Split pea soup. Easy. Cheap. Satisfying. Healthy. Well, depending how much sour cream you dollop on top…
My husband reminded me that he could eat split pea soup every day. The foods I could eat every day are in a very different category, but this soup is what he loves, so I make it for him, although obviously not often enough… and why not? For 99 cents and a little time, a hearty soup is hardly an effort. Plus some ham hocks.
Even though the weather is getting warmer, split pea soup with ham is still a springtime soup in my mind, but certainly satisfying during cold months as well. Here is a recipe I used to make my husband happy.(Trust me, he’s never unhappy with the many meals I continue to prepare for him. But I do like cooking for an appreciative soul.)
Split Pea Soup with Ham
16 ounces dried split peas
2 tablespoons olive oil
2 tablespoons unsalted butter
1 yellow onion, finely chopped
2 cloves garlic, minced
8 cups chicken stock
1 teaspoon salt
1/2 teaspoon dried thyme
1/2 teaspoon white pepper
1/2 teaspoon black pepper
2 ham hocks
8 ounces diced ham
Sour cream, optional
Soak the split peas in warm water for about 4 hours, then drain before starting the recipe.
Add the olive oil and butter to a Dutch oven and heat over medium heat.
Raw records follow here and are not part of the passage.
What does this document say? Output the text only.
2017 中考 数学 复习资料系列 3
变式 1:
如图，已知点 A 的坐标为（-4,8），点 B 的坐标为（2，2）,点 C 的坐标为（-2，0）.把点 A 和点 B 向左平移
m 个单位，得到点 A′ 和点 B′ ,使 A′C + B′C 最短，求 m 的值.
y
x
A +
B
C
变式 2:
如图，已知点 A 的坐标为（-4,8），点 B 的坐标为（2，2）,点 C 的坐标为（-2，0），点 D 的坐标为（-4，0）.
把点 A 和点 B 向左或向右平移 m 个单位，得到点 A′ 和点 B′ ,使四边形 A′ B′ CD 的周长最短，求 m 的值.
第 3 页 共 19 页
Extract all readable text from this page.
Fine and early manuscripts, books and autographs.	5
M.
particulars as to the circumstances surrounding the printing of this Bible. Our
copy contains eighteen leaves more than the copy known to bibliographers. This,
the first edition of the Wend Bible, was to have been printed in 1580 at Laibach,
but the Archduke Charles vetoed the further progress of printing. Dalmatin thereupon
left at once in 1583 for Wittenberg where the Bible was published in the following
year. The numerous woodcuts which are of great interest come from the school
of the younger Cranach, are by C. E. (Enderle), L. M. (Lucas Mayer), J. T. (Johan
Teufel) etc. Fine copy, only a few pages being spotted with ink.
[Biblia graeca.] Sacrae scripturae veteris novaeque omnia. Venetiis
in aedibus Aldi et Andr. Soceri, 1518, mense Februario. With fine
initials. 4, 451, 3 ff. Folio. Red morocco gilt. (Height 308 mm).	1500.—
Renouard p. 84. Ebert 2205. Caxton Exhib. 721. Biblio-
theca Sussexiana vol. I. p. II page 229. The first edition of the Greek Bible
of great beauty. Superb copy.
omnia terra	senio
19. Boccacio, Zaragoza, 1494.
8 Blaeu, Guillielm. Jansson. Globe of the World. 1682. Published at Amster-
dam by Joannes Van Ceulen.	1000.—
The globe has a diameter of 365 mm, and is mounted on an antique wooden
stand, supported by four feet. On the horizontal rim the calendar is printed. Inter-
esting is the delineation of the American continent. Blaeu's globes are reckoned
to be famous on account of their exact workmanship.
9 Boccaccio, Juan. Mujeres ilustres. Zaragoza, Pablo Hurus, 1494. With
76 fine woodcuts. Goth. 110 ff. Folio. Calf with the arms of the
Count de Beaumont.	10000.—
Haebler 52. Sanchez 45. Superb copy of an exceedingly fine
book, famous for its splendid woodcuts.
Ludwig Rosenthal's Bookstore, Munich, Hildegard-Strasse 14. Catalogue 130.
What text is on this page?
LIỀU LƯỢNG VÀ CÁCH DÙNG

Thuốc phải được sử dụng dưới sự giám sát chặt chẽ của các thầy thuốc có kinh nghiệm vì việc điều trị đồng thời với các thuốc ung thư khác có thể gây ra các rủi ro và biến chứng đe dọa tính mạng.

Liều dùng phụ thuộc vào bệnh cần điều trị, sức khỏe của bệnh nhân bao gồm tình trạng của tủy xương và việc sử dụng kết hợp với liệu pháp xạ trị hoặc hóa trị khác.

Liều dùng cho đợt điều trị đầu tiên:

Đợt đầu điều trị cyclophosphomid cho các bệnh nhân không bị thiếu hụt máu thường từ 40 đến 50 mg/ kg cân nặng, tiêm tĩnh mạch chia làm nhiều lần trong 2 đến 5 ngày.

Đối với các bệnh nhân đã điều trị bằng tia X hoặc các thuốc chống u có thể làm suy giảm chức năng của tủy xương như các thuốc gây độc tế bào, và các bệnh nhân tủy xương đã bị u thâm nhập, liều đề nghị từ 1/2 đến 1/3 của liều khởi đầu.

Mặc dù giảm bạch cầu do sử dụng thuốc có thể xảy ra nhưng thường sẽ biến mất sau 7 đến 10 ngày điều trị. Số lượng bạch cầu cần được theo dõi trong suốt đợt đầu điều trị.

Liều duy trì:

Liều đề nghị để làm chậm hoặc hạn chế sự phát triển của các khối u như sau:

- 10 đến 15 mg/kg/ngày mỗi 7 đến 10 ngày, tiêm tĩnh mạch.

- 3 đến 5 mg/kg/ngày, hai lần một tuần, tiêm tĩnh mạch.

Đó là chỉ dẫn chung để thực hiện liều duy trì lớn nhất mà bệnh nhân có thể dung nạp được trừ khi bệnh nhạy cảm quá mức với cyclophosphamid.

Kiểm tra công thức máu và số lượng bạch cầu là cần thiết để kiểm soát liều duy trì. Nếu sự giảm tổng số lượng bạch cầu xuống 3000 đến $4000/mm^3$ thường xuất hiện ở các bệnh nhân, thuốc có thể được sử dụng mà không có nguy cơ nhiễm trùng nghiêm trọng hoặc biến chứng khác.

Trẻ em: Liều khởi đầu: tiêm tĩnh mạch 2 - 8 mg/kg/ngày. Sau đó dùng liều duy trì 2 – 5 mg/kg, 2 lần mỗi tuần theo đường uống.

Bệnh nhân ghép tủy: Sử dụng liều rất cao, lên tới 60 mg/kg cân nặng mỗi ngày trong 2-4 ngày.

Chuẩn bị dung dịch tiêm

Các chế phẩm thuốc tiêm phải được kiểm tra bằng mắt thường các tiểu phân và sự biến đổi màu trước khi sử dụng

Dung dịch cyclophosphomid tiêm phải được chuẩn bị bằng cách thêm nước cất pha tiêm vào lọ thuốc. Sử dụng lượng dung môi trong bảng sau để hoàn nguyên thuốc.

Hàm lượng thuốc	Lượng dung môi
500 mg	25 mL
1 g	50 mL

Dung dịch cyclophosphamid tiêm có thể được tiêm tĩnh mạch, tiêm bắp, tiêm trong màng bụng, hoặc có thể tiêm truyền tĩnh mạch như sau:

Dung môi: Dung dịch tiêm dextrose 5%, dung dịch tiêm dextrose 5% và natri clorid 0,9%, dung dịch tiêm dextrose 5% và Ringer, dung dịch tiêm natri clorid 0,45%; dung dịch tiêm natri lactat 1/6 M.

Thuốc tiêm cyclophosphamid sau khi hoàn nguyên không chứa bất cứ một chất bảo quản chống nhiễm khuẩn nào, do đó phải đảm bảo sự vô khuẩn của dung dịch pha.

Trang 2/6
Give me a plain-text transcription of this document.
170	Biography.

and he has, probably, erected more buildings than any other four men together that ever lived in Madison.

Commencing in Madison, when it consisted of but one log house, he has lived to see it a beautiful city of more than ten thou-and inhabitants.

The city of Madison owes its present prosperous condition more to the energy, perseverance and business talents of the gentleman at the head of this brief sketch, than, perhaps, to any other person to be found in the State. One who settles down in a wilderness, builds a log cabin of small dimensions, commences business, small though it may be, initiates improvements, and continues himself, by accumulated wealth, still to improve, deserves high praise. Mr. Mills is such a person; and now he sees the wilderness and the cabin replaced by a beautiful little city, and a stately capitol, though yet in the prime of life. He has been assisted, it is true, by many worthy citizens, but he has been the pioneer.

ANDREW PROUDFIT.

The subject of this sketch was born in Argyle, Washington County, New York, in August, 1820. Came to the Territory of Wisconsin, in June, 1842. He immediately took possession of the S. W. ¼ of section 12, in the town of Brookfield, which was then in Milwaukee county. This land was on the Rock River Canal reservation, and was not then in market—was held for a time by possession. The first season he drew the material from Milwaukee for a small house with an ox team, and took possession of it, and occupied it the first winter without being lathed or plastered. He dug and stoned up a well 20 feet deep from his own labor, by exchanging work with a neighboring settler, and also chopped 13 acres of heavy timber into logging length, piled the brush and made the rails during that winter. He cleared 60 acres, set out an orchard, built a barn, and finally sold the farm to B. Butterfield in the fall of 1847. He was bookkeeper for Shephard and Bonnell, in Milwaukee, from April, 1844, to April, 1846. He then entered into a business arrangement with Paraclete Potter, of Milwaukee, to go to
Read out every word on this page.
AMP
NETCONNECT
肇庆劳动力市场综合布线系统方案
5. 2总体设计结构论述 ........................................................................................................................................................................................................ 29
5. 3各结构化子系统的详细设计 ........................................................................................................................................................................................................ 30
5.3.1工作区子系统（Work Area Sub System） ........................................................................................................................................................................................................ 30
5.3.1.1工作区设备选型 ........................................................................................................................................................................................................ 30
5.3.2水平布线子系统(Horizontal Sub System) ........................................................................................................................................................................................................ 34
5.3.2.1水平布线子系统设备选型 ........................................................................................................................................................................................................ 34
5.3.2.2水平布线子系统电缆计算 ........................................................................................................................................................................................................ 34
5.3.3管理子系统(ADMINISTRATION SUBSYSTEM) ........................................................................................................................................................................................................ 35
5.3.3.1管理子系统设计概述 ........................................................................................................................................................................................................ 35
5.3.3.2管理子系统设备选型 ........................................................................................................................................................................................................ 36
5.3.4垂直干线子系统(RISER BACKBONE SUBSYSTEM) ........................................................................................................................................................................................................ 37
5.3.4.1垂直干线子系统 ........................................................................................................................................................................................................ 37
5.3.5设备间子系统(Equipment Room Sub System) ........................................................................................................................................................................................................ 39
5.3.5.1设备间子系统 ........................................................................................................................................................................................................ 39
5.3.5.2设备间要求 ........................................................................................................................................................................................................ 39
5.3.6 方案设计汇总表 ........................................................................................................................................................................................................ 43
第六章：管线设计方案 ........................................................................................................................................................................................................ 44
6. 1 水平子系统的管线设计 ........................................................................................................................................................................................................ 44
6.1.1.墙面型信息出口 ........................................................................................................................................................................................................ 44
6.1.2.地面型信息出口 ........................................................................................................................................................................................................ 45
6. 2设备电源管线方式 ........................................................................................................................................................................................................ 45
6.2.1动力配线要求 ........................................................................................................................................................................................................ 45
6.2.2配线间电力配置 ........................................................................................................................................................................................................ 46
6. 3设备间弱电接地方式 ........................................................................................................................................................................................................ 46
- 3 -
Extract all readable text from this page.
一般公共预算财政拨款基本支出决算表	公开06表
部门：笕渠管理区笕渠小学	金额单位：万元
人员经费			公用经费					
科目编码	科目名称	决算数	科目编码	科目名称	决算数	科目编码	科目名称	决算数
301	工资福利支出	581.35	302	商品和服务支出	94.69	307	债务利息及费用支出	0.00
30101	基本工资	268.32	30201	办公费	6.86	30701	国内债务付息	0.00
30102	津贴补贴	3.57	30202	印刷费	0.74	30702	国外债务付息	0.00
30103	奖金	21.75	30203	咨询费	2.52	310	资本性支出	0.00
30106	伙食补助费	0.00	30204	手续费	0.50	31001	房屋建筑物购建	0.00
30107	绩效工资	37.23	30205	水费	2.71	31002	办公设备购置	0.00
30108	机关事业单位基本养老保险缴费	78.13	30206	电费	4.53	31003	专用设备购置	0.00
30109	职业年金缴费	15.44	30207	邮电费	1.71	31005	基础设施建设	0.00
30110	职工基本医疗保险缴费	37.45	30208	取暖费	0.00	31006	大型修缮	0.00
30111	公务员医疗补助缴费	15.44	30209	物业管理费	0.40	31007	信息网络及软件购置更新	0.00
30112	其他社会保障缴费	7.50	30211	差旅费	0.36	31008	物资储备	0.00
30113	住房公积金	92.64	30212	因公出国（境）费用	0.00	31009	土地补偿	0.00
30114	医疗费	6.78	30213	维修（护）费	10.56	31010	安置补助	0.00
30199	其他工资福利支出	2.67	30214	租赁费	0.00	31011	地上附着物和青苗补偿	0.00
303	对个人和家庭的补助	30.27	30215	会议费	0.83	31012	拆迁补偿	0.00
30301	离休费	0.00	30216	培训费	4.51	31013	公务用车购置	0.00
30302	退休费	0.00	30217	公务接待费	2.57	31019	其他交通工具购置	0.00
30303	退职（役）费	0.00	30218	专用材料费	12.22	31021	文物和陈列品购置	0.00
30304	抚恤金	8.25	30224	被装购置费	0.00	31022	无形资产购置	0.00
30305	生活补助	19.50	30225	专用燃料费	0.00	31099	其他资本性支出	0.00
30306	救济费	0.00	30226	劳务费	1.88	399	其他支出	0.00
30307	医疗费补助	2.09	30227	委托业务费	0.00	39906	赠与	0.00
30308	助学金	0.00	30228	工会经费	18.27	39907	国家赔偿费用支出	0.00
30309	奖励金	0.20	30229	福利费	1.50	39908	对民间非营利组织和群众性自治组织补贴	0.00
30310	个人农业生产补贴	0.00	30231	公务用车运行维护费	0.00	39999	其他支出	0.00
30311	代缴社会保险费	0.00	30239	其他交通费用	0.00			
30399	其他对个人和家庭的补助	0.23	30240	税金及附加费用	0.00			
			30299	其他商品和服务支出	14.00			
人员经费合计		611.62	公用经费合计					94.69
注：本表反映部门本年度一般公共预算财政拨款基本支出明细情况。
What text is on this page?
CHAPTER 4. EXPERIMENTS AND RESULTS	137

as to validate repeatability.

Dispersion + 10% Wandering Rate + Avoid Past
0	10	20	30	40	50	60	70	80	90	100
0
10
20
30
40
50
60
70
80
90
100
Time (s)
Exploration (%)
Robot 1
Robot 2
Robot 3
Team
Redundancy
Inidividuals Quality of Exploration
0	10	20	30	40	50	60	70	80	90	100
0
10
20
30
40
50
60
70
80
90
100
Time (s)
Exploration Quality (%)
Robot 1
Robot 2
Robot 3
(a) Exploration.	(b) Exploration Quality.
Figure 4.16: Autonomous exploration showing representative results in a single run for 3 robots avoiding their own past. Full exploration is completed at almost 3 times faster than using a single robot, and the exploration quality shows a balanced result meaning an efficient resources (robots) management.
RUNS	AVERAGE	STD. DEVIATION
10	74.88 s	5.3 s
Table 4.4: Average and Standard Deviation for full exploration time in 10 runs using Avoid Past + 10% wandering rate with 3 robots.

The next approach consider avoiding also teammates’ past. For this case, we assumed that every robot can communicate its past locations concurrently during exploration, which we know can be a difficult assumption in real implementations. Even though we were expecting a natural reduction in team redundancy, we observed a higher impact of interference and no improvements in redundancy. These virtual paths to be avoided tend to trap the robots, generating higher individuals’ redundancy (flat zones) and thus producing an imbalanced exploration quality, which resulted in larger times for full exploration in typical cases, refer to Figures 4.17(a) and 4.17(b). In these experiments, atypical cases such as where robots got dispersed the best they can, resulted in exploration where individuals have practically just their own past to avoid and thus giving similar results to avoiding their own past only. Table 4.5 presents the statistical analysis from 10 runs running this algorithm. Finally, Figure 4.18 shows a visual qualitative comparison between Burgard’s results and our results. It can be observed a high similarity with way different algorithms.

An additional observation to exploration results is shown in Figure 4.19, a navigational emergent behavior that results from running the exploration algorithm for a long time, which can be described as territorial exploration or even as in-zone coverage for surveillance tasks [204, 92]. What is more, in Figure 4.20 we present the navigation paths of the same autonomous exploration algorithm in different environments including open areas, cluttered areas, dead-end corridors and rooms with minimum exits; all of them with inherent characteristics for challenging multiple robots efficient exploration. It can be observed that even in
Add the onion and sauté for about 5 minutes. Add the garlic and give it a stir, then immediately add the soaked split peas and chicken stock. The broth or stock should cover the peas by at least 1/2 inch.
Add the seasoning, and bring the stock to a boil. Place the 2 ham hocks in with the peas, cover the pot, then simmer the peas for about 45 minutes; you can’t overcook the split peas.
Let the soup cool, either overnight in the refrigerator or at room temperature. Remove the hocks and try to remove all of the ham bits from the bones. Set aside to use as garnish. If you choose, use an immersion blender to blend the soup smoother. It’s just prettier that way, but optional.
Add the diced ham to the soup, and heat. Then taste for seasoning.
Serve the hot soup with sour cream and the chopped smoked ham.
This soup could also be made with chopped carrots and/or potatoes.
When my daughters left home, they knew how to cook a pot of legumes, lentils, beans, and split peas. I think I taught them that cooking doesn’t have to cost a fortune, as well as the fact that home cooking isn’t difficult.